PALABRA POR PALABRA. "Libertad" y la publicidad
Jonathan Franzen |
Asustaba un poco ese desembarco mediático, que bien
parecía un abordaje, con el que arribó a nuestro país la última novela de
Jonathan Franzen: Libertad. Toda esa
apología de la “gran novela americana” y sus volúmenes multiplicados en
escaparates y estanterías reproducían la reconocible estrategia de ventas al
por mayor que las grandes multinacionales del sector editorial aplican a esos
subproductos literarios que manufacturan y esparcen por medio mundo. Dados los
precedentes, uno suele recelar de tanto dispendio publicitario, y debo
reconocer que, a pesar del buen nombre de Franzen y de la indiscutible calidad
literaria de sus anteriores novelas, esta Libertad
ubicua, casi cargante, me pareció ciertamente sospechosa. Así que, durante un
tiempo, me dediqué a apartar de mí todos esos ejemplares que, como en una
pesadilla, me asaltaban en cualquier librería y en las secciones más
insospechadas, para tratar de escarbar en lo que asomaba por debajo: las
últimas obras de Jordi Soler, un libro de cuentos de Alice Munro… No obstante,
un buen día, acuciado por esa necesidad neurótica (seguramente ustedes la
compartan conmigo) que a menudo empuja al lector hacia la posesión de un nuevo
libro, a cualquier precio, por cualquier motivo, por el mero placer de
arrancarlo del expositor, de sopesarlo entre las manos, de hojearlo y quizá
olfatear disimuladamente entre sus páginas la reconfortante fragancia del papel
nuevo y la tinta, acabé llevándome a casa la novela de Franzen decidido a
terminar de una vez por todas con aquella suerte de manía persecutoria.
¡Y vaya si terminó! Lo cierto es que la situación
se invirtió de tal modo que, durante las dos semanas siguientes, fui yo quien
se dedicó a perseguir esa Libertad
sin darle tregua, absolutamente rendido a su ambiciosa concepción narrativa, a
su estilo limpio, a la vez minucioso y universal.

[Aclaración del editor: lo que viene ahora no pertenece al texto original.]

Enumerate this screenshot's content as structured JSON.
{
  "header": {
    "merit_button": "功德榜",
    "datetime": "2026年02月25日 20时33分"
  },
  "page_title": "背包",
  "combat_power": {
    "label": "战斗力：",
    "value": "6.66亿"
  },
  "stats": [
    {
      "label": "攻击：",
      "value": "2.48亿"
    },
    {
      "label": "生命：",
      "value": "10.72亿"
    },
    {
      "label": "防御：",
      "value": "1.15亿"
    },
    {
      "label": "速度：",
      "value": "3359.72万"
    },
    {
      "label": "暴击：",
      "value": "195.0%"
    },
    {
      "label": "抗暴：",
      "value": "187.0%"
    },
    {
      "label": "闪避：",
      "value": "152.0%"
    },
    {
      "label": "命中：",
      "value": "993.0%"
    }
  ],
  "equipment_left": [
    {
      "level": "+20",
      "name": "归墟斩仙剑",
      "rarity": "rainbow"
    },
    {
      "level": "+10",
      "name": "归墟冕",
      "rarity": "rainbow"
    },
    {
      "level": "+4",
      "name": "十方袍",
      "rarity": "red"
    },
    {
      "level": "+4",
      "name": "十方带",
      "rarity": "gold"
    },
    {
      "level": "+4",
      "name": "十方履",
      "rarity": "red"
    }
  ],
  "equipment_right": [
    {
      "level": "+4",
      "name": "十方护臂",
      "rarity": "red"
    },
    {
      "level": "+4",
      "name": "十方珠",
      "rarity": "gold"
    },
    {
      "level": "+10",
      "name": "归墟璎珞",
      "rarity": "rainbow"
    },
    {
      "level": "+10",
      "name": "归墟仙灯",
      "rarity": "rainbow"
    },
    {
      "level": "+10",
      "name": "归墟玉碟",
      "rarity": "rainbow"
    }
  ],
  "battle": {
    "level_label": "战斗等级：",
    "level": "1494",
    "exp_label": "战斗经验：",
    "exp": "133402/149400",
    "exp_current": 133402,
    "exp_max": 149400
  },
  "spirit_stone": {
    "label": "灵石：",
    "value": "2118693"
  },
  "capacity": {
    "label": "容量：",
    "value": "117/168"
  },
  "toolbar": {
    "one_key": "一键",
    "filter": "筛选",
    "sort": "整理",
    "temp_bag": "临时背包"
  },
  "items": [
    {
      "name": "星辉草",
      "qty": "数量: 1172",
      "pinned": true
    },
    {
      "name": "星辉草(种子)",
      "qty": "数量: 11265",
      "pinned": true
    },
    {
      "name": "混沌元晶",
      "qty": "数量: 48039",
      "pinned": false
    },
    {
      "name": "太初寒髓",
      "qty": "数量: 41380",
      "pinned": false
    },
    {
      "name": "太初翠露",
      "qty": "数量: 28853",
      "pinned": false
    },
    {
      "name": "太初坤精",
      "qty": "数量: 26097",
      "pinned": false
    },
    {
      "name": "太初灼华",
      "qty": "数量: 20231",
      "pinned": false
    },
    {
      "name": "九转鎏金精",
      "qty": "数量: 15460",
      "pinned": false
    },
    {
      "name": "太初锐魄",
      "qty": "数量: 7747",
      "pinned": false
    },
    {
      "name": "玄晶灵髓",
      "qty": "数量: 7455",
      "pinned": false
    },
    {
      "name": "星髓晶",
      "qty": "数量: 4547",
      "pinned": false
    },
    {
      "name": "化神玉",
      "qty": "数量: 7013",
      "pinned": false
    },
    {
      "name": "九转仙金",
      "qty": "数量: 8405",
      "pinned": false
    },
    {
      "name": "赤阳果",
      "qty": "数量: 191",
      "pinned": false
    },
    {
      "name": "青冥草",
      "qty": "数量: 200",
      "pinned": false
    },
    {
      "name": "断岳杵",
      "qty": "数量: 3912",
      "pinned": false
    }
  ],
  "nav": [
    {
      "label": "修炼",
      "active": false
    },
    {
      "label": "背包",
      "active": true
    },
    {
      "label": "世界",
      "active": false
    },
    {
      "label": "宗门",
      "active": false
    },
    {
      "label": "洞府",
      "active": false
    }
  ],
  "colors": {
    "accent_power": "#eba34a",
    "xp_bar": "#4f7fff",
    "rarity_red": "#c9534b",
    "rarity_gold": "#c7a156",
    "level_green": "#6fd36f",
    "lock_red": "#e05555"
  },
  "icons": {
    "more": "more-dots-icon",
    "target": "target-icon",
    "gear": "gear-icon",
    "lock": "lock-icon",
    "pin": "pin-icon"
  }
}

Sin duda, se trata de una
obra excepcional, de un autor con una capacidad fabulosa para construir un
complejo entramado literario donde el lector, no obstante y como suele decirse,
se encuentra como pez en el agua.
Después de esto, uno se plantea qué no podría hacer
la publicidad bien entendida para acercar la buena literatura a tantos lectores
que no poseen el tiempo necesario para bucear entre los llamativos best-sellers
que inundan los escaparates.
Ojos que no ven (un libro), lector que se pierde.